Il est naturellement difficile de supporter la privation de liberté (sans motif légal), dans l'oisiveté hormis la promenade quotidienne dans la cour (deux heures le matin et l'après-midi en été, une heure en hiver) ou les loisirs organisés par les internés eux-mêmes (groupes de musiciens, de théâtre, jeux divers). Mais le quotidien est morne, les conditions sanitaires et alimentaires souvent dénoncées par les internés et perçues comma cause de ombreux décès : 70 constatés au cours des 5 années de fonctionnement du camp, soit un taux d'un peu plus de 3 %, à peu près la norme de l'ensemble des camps.

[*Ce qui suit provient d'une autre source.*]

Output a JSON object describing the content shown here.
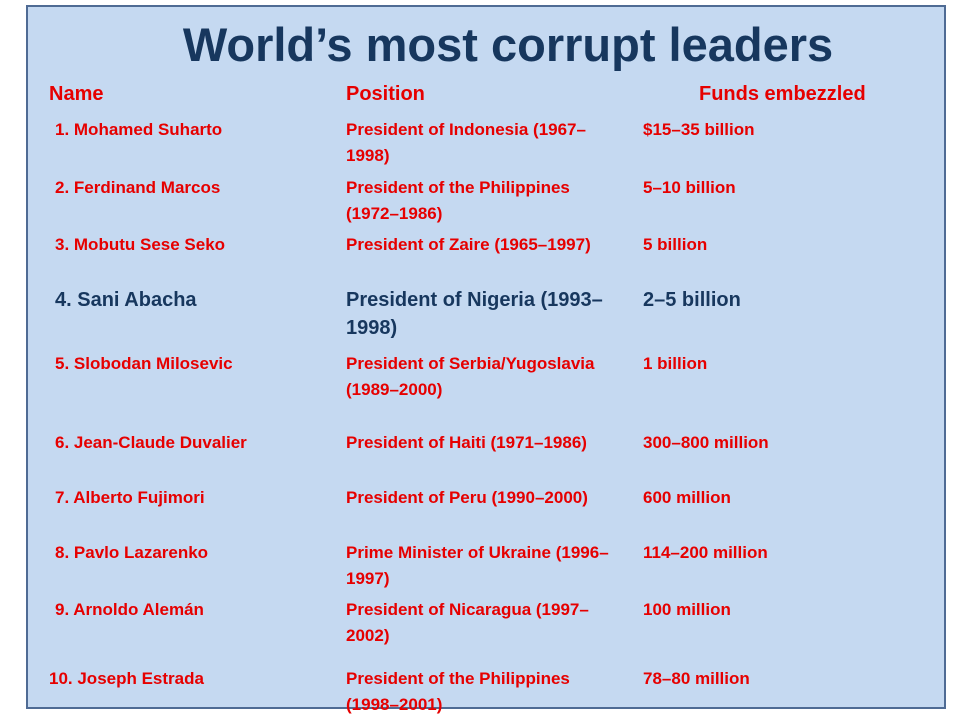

On ne s'étonnera donc pas de résistances à l'internement qui prennent des formes variées. Il y a ainsi des résistances individuelles, comme les lettres de protestations adressées au Préfet, à l'exemple de celle de cet ingénieur chimiste, Krauterkraft, adressée en octobre 1918 :


«  Interné au camp de concentration de Précigné, y vivant dans une promiscuité des plus abjectes, endurant les pires souffrances, je viens, par cette requête, jeter un cri de détresse, et vous demander protection et justice. Ingénieur chimiste, n'ayant jamais subi la moindre condamnation, je suis arrêté à Paris le 30 janvier dernier, sous l'inculpation de propos pacifistes, jeté au dépôt d'abord, à la Santé ensuite, et recevant, après enquête rigoureuse, un non-lieu éclatant. N'empêche que depuis le 13 mars dernier, je croupis misérablement dans ma prison de Précigné. Homme calme, patient et taciturne, j'ai jusqu'à ce jour souffert en silence, pénétré de cette philosophie que, dans le cataclysme déchaîné sur le monde, les souffrances individuelles étaient submergées par la souffrance générale. Mais la souffrance, comme la patience, ont des limites. Possédant quelques notions juridiques, je sais pertinement que je suis détenu ici contre toutes les lois et contre toutes les conventions internationales.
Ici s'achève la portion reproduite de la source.